Ditambahkan, putusan tersebut merupakan kelanjutan dari sebuah proses hukum yang panjang dimana pada tahun 1980 dalam perkara perdata nomor 656/1980/Perdt.G/PN.Ab jo No. 100/1982/PDT/PT.Mal jo No. 2025.K/PDT/1983, Majelis Hakim juga telah membatalkan surat penyerahan 2 (dua) potong Dati yaitu Dati Batu Bulan dan Dati Talagaradja dari Anggota Saniri Negeri Urimessing kepada Hein Johanis Tisera tertanggal 1 Juli 1976.

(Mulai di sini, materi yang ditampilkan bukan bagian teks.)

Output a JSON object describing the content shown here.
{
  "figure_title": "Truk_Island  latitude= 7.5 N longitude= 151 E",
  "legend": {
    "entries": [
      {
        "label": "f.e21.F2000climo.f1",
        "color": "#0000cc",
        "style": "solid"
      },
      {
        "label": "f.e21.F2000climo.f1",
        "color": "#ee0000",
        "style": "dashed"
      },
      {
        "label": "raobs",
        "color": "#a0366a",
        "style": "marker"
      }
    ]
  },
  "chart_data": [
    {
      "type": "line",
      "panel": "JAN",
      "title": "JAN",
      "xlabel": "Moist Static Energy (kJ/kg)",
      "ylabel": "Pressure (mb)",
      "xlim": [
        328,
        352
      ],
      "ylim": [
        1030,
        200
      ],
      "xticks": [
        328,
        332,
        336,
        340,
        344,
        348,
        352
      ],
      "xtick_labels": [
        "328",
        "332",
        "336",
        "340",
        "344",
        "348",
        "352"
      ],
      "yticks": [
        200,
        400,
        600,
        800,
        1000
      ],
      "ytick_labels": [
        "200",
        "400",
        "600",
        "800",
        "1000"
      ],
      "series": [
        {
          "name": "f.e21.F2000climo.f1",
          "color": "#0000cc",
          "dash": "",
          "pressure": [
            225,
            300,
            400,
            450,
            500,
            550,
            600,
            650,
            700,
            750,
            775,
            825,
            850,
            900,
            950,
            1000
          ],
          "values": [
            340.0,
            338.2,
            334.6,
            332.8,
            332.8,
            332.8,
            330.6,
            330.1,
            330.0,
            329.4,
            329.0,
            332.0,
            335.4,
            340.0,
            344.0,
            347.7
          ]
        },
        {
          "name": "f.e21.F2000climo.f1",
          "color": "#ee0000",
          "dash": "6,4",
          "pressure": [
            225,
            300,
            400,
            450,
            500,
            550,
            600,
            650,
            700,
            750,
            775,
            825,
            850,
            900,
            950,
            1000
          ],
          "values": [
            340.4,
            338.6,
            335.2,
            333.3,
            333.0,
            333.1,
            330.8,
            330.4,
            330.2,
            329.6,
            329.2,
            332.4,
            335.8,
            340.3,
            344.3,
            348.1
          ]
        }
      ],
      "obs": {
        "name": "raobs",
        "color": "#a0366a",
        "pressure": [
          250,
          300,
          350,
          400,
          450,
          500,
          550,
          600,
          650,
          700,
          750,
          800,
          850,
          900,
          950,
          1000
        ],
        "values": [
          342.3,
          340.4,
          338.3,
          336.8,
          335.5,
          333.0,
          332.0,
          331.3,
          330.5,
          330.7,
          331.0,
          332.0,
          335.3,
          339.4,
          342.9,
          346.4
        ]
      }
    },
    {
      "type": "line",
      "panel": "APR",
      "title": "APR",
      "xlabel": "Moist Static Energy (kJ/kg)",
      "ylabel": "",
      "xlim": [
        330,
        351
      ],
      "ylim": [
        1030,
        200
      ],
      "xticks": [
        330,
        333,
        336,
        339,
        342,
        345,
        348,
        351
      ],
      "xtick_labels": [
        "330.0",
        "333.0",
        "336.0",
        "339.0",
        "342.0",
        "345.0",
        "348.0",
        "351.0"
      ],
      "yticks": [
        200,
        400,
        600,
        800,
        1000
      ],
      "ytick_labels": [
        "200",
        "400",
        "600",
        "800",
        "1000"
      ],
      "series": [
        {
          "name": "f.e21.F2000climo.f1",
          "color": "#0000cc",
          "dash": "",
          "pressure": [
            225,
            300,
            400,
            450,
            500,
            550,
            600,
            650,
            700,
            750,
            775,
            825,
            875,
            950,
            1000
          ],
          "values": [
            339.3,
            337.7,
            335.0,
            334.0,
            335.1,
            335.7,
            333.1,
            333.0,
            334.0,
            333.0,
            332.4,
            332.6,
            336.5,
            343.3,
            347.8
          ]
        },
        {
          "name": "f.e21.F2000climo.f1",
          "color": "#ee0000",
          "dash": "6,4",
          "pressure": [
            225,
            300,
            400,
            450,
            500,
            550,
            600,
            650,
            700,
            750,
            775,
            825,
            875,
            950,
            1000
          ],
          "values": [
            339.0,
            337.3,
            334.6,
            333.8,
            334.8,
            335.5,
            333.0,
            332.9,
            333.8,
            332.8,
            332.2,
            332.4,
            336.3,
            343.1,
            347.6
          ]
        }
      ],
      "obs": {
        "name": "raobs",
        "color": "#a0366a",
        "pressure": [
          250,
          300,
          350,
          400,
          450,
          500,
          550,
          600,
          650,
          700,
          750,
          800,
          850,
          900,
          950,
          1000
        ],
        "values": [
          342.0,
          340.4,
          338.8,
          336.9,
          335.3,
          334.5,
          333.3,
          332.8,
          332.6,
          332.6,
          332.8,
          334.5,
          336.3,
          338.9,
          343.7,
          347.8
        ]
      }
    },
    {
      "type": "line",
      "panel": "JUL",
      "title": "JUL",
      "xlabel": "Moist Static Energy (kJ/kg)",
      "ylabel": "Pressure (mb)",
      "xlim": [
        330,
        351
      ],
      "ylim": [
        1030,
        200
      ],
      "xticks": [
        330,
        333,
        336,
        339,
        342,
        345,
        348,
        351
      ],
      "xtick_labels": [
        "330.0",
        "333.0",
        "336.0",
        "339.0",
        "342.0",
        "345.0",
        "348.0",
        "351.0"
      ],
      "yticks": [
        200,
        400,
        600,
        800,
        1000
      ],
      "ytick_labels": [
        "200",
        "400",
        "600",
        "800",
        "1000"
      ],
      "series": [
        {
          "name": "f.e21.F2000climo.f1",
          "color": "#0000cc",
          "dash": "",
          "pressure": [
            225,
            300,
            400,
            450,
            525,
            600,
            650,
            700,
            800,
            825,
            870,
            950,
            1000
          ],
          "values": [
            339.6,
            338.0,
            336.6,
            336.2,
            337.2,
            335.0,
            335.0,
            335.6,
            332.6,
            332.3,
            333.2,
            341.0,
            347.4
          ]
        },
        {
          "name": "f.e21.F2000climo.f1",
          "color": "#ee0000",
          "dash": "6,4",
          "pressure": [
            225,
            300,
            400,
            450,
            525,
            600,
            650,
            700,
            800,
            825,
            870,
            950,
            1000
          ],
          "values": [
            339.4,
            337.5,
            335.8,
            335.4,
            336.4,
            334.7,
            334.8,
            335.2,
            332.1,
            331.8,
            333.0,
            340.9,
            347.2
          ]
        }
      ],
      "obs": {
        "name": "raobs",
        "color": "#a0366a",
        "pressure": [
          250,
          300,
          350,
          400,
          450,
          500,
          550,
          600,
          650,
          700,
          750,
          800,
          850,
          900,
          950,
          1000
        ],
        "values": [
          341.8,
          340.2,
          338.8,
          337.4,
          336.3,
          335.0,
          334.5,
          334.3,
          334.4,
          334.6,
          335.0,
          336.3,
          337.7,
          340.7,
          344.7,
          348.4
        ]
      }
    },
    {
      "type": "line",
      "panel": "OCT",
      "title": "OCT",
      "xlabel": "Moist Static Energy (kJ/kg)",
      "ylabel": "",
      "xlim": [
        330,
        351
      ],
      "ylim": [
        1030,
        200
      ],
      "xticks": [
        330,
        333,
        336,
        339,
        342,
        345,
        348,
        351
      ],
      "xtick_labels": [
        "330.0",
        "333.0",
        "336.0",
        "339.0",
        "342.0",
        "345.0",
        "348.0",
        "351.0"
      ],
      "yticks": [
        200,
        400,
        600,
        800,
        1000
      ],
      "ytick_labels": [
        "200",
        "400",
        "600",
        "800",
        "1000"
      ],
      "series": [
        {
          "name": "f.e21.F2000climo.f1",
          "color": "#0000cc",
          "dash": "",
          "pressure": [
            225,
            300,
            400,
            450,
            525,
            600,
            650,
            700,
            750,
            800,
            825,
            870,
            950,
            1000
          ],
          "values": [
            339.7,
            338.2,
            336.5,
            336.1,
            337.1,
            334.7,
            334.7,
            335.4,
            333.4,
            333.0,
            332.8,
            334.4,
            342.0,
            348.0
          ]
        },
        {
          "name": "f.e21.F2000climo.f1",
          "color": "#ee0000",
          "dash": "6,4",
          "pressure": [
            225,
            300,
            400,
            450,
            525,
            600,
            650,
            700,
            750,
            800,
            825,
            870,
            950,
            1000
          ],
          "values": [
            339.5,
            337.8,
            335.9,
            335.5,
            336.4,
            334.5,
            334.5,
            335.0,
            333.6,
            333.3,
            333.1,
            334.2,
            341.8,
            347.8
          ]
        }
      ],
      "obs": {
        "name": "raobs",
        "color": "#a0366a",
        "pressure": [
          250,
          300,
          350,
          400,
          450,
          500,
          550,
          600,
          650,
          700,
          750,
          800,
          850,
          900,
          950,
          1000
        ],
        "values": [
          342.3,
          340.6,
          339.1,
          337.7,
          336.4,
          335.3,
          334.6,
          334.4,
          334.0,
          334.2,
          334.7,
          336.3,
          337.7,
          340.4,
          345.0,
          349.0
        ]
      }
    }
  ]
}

“Kedua putusan pengadilan yang berkekuatan hukum tetap ini jelas membuktikan bahwa 2 (dua) surat penyerahan yang diklaim sebagai dasar kepemilikan oleh Yohanes Tisera alias Buke yang adalah keturunan dari Hein Johanis Tisera, adalah surat-surat penyerahan yang cacat dimata hukum. Karena itu harus menjadi pedoman dan pertimbangan Pemerintah Provinsi Maluku dalam membuat Akta Kesepakatan dihadapan Notaris Ostiaty Nahumarury SH, yang diduga bertujuan untuk menindaklanjuti Putusan Pengadilan No. B/Pdt.G/2009/PN.Ab Jo No. 18/PDT/2011/PT,Mal Jo 1385.K/PDT/2013 Jo 512.PK/PDT/2014 yang jelas-jelas hanya bersifat deklaratoir (non eksekusi),” paparnya.
Dirinya selalu menekankan kepada Pemrov Maluku bahwa baik Yohanes Tisera alias Buke, Kepala BPN Kota Ambon dan Notaris Rostiaty Nahumarury SH adalah pihak dalam perkara No. 62/Pdt.G/2015/PN.Amb jo No. 10/PDT/2017/PT.Amb jo No. 3410.K/PDT/2017, hingga putusan tersebut mengikat mereka selaku pihak didalamnya.
“Seharusnya Notaris Rostiaty Nahumary tidak boleh membuat Akta Notaris terkait Jual Beli kesepakatan dalam bentuk apapun juga yang Hak Kepemilikannya didasarkan pada Surat penyerahan tertanggal 28 Desember 1976 yang cacat hukum. BPN juga tidak boleh menerbitkan sertifikat tanah yang mohonannya didasarkan Surat penyerahan 28 Desember 1976, karena Peraturan Pemerintah Republik Indonesia Nomor 24 Tahun 1997 menyebutkan sertifikat merupakan suatu alat bukti kepemilikan atas tanah dibuat berdasarkan data yang benar dengan data fisik dan data yuridis. Jika BPN melakukan hal tersebut maka dapat diduga melakukan perbuatan melawan hukum baik perdata maupun pidana,” jelasnya panjnag lebar.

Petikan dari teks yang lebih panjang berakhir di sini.